As for the JIT, it's not clear to me that modern Java VMs actually maintain a complete machine-code-to-application-bytecode mapping. It would be good for Pernosco if they did, but I think it's more likely they keep around just enough metadata to generate stack traces, and otherwise rely on tier-down with on-stack replacement to handle debugging with breakpoints, at least for the highest JIT tiers.

jeffbee · on May 3, 2021

It is fairly surprising to me that FB would pay a roughly 5% throughput penalty to get this.

slver · on May 3, 2021

In a car, you get the best speed when you press the pedal to the metal and close your eyes. Yet we pay performance penalty by driving it, instead.

r00fus · on May 3, 2021

Car analogy is not applicable - think more instead of lowering speed of the entire high-speed roadway by 5mph (e.g. by road material/quality) - has a qualitative difference at that scale.

slver · on May 3, 2021

Point is slowing down a bit, allows us to see what's happening, so we can make course corrections, and crash less.

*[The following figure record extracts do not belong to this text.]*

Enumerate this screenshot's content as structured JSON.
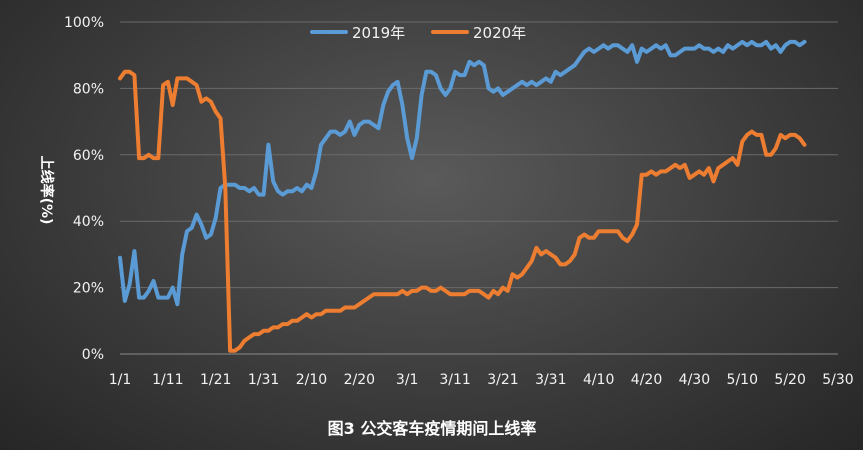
{
  "chart_data": {
    "type": "line",
    "caption": "图3  公交客车疫情期间上线率",
    "ylabel": "上线率(%)",
    "xlabel": "",
    "x_ticks": [
      "1/1",
      "1/11",
      "1/21",
      "1/31",
      "2/10",
      "2/20",
      "3/1",
      "3/11",
      "3/21",
      "3/31",
      "4/10",
      "4/20",
      "4/30",
      "5/10",
      "5/20",
      "5/30"
    ],
    "y_ticks": [
      "0%",
      "20%",
      "40%",
      "60%",
      "80%",
      "100%"
    ],
    "ylim": [
      0,
      100
    ],
    "x_range_days": [
      0,
      150
    ],
    "grid": "horizontal",
    "legend_position": "top",
    "series": [
      {
        "name": "2019年",
        "color": "#5b9bd5",
        "points": [
          [
            0,
            29
          ],
          [
            1,
            16
          ],
          [
            2,
            21
          ],
          [
            3,
            31
          ],
          [
            4,
            17
          ],
          [
            5,
            17
          ],
          [
            6,
            19
          ],
          [
            7,
            22
          ],
          [
            8,
            17
          ],
          [
            9,
            17
          ],
          [
            10,
            17
          ],
          [
            11,
            20
          ],
          [
            12,
            15
          ],
          [
            13,
            30
          ],
          [
            14,
            37
          ],
          [
            15,
            38
          ],
          [
            16,
            42
          ],
          [
            17,
            39
          ],
          [
            18,
            35
          ],
          [
            19,
            36
          ],
          [
            20,
            41
          ],
          [
            21,
            50
          ],
          [
            22,
            51
          ],
          [
            23,
            51
          ],
          [
            24,
            51
          ],
          [
            25,
            50
          ],
          [
            26,
            50
          ],
          [
            27,
            49
          ],
          [
            28,
            50
          ],
          [
            29,
            48
          ],
          [
            30,
            48
          ],
          [
            31,
            63
          ],
          [
            32,
            52
          ],
          [
            33,
            49
          ],
          [
            34,
            48
          ],
          [
            35,
            49
          ],
          [
            36,
            49
          ],
          [
            37,
            50
          ],
          [
            38,
            49
          ],
          [
            39,
            51
          ],
          [
            40,
            50
          ],
          [
            41,
            55
          ],
          [
            42,
            63
          ],
          [
            43,
            65
          ],
          [
            44,
            67
          ],
          [
            45,
            67
          ],
          [
            46,
            66
          ],
          [
            47,
            67
          ],
          [
            48,
            70
          ],
          [
            49,
            66
          ],
          [
            50,
            69
          ],
          [
            51,
            70
          ],
          [
            52,
            70
          ],
          [
            53,
            69
          ],
          [
            54,
            68
          ],
          [
            55,
            75
          ],
          [
            56,
            79
          ],
          [
            57,
            81
          ],
          [
            58,
            82
          ],
          [
            59,
            75
          ],
          [
            60,
            65
          ],
          [
            61,
            59
          ],
          [
            62,
            65
          ],
          [
            63,
            78
          ],
          [
            64,
            85
          ],
          [
            65,
            85
          ],
          [
            66,
            84
          ],
          [
            67,
            80
          ],
          [
            68,
            78
          ],
          [
            69,
            80
          ],
          [
            70,
            85
          ],
          [
            71,
            84
          ],
          [
            72,
            84
          ],
          [
            73,
            88
          ],
          [
            74,
            87
          ],
          [
            75,
            88
          ],
          [
            76,
            87
          ],
          [
            77,
            80
          ],
          [
            78,
            79
          ],
          [
            79,
            80
          ],
          [
            80,
            78
          ],
          [
            81,
            79
          ],
          [
            82,
            80
          ],
          [
            83,
            81
          ],
          [
            84,
            82
          ],
          [
            85,
            81
          ],
          [
            86,
            82
          ],
          [
            87,
            81
          ],
          [
            88,
            82
          ],
          [
            89,
            83
          ],
          [
            90,
            82
          ],
          [
            91,
            85
          ],
          [
            92,
            84
          ],
          [
            93,
            85
          ],
          [
            94,
            86
          ],
          [
            95,
            87
          ],
          [
            96,
            89
          ],
          [
            97,
            91
          ],
          [
            98,
            92
          ],
          [
            99,
            91
          ],
          [
            100,
            92
          ],
          [
            101,
            93
          ],
          [
            102,
            92
          ],
          [
            103,
            93
          ],
          [
            104,
            93
          ],
          [
            105,
            92
          ],
          [
            106,
            91
          ],
          [
            107,
            93
          ],
          [
            108,
            88
          ],
          [
            109,
            92
          ],
          [
            110,
            91
          ],
          [
            111,
            92
          ],
          [
            112,
            93
          ],
          [
            113,
            92
          ],
          [
            114,
            93
          ],
          [
            115,
            90
          ],
          [
            116,
            90
          ],
          [
            117,
            91
          ],
          [
            118,
            92
          ],
          [
            119,
            92
          ],
          [
            120,
            92
          ],
          [
            121,
            93
          ],
          [
            122,
            92
          ],
          [
            123,
            92
          ],
          [
            124,
            91
          ],
          [
            125,
            92
          ],
          [
            126,
            91
          ],
          [
            127,
            93
          ],
          [
            128,
            92
          ],
          [
            129,
            93
          ],
          [
            130,
            94
          ],
          [
            131,
            93
          ],
          [
            132,
            94
          ],
          [
            133,
            93
          ],
          [
            134,
            93
          ],
          [
            135,
            94
          ],
          [
            136,
            92
          ],
          [
            137,
            93
          ],
          [
            138,
            91
          ],
          [
            139,
            93
          ],
          [
            140,
            94
          ],
          [
            141,
            94
          ],
          [
            142,
            93
          ],
          [
            143,
            94
          ]
        ]
      },
      {
        "name": "2020年",
        "color": "#ed7d31",
        "points": [
          [
            0,
            83
          ],
          [
            1,
            85
          ],
          [
            2,
            85
          ],
          [
            3,
            84
          ],
          [
            4,
            59
          ],
          [
            5,
            59
          ],
          [
            6,
            60
          ],
          [
            7,
            59
          ],
          [
            8,
            59
          ],
          [
            9,
            81
          ],
          [
            10,
            82
          ],
          [
            11,
            75
          ],
          [
            12,
            83
          ],
          [
            13,
            83
          ],
          [
            14,
            83
          ],
          [
            15,
            82
          ],
          [
            16,
            81
          ],
          [
            17,
            76
          ],
          [
            18,
            77
          ],
          [
            19,
            76
          ],
          [
            20,
            73
          ],
          [
            21,
            71
          ],
          [
            22,
            50
          ],
          [
            23,
            1
          ],
          [
            24,
            1
          ],
          [
            25,
            2
          ],
          [
            26,
            4
          ],
          [
            27,
            5
          ],
          [
            28,
            6
          ],
          [
            29,
            6
          ],
          [
            30,
            7
          ],
          [
            31,
            7
          ],
          [
            32,
            8
          ],
          [
            33,
            8
          ],
          [
            34,
            9
          ],
          [
            35,
            9
          ],
          [
            36,
            10
          ],
          [
            37,
            10
          ],
          [
            38,
            11
          ],
          [
            39,
            12
          ],
          [
            40,
            11
          ],
          [
            41,
            12
          ],
          [
            42,
            12
          ],
          [
            43,
            13
          ],
          [
            44,
            13
          ],
          [
            45,
            13
          ],
          [
            46,
            13
          ],
          [
            47,
            14
          ],
          [
            48,
            14
          ],
          [
            49,
            14
          ],
          [
            50,
            15
          ],
          [
            51,
            16
          ],
          [
            52,
            17
          ],
          [
            53,
            18
          ],
          [
            54,
            18
          ],
          [
            55,
            18
          ],
          [
            56,
            18
          ],
          [
            57,
            18
          ],
          [
            58,
            18
          ],
          [
            59,
            19
          ],
          [
            60,
            18
          ],
          [
            61,
            19
          ],
          [
            62,
            19
          ],
          [
            63,
            20
          ],
          [
            64,
            20
          ],
          [
            65,
            19
          ],
          [
            66,
            19
          ],
          [
            67,
            20
          ],
          [
            68,
            19
          ],
          [
            69,
            18
          ],
          [
            70,
            18
          ],
          [
            71,
            18
          ],
          [
            72,
            18
          ],
          [
            73,
            19
          ],
          [
            74,
            19
          ],
          [
            75,
            19
          ],
          [
            76,
            18
          ],
          [
            77,
            17
          ],
          [
            78,
            19
          ],
          [
            79,
            18
          ],
          [
            80,
            20
          ],
          [
            81,
            19
          ],
          [
            82,
            24
          ],
          [
            83,
            23
          ],
          [
            84,
            24
          ],
          [
            85,
            26
          ],
          [
            86,
            28
          ],
          [
            87,
            32
          ],
          [
            88,
            30
          ],
          [
            89,
            31
          ],
          [
            90,
            30
          ],
          [
            91,
            29
          ],
          [
            92,
            27
          ],
          [
            93,
            27
          ],
          [
            94,
            28
          ],
          [
            95,
            30
          ],
          [
            96,
            35
          ],
          [
            97,
            36
          ],
          [
            98,
            35
          ],
          [
            99,
            35
          ],
          [
            100,
            37
          ],
          [
            101,
            37
          ],
          [
            102,
            37
          ],
          [
            103,
            37
          ],
          [
            104,
            37
          ],
          [
            105,
            35
          ],
          [
            106,
            34
          ],
          [
            107,
            36
          ],
          [
            108,
            39
          ],
          [
            109,
            54
          ],
          [
            110,
            54
          ],
          [
            111,
            55
          ],
          [
            112,
            54
          ],
          [
            113,
            55
          ],
          [
            114,
            55
          ],
          [
            115,
            56
          ],
          [
            116,
            57
          ],
          [
            117,
            56
          ],
          [
            118,
            57
          ],
          [
            119,
            53
          ],
          [
            120,
            54
          ],
          [
            121,
            55
          ],
          [
            122,
            54
          ],
          [
            123,
            56
          ],
          [
            124,
            52
          ],
          [
            125,
            56
          ],
          [
            126,
            57
          ],
          [
            127,
            58
          ],
          [
            128,
            59
          ],
          [
            129,
            57
          ],
          [
            130,
            64
          ],
          [
            131,
            66
          ],
          [
            132,
            67
          ],
          [
            133,
            66
          ],
          [
            134,
            66
          ],
          [
            135,
            60
          ],
          [
            136,
            60
          ],
          [
            137,
            62
          ],
          [
            138,
            66
          ],
          [
            139,
            65
          ],
          [
            140,
            66
          ],
          [
            141,
            66
          ],
          [
            142,
            65
          ],
          [
            143,
            63
          ]
        ]
      }
    ]
  }
}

That's an understandable tradeoff for car driving.

It's an understandable tradeoff for Facebook debugging.

Ergo, we do it.

adamfeldman · on May 3, 2021

Where does the 5% number come from? I didn't see it in the article or on the linked page for Intel Processor Trace.

jeffbee · on May 3, 2021

Pulled from my experience. How much stuff needs to be logged depends on the structure of the program, and different programs are more or less sensitive to having some of their memory store bandwidth stolen.

adamfeldman · on May 3, 2021

Thank you for sharing!

sacheendra · on May 3, 2021

It is not that surprising. Facebook is complex ecosystem, and therefore experiences lots of outages/problems.

Looking at their status page (https://developers.facebook.com/status/dashboard/), they seem to have a problems every week. These are only the public ones!

I guess they figured they are losing more money due to these problems than the additional 5% they have to spend on infrastructure.

jeffbee · on May 3, 2021

I can see why an org would choose to do this, but the number is still frightening. At Google, we were held to a limit of at most 0.01% cost for sampling LBR events. 5% for debug-ability just seems really high.

DSingularity · on May 3, 2021

They must have a reason. Probably helps them resolve otherwise costly failures in good time.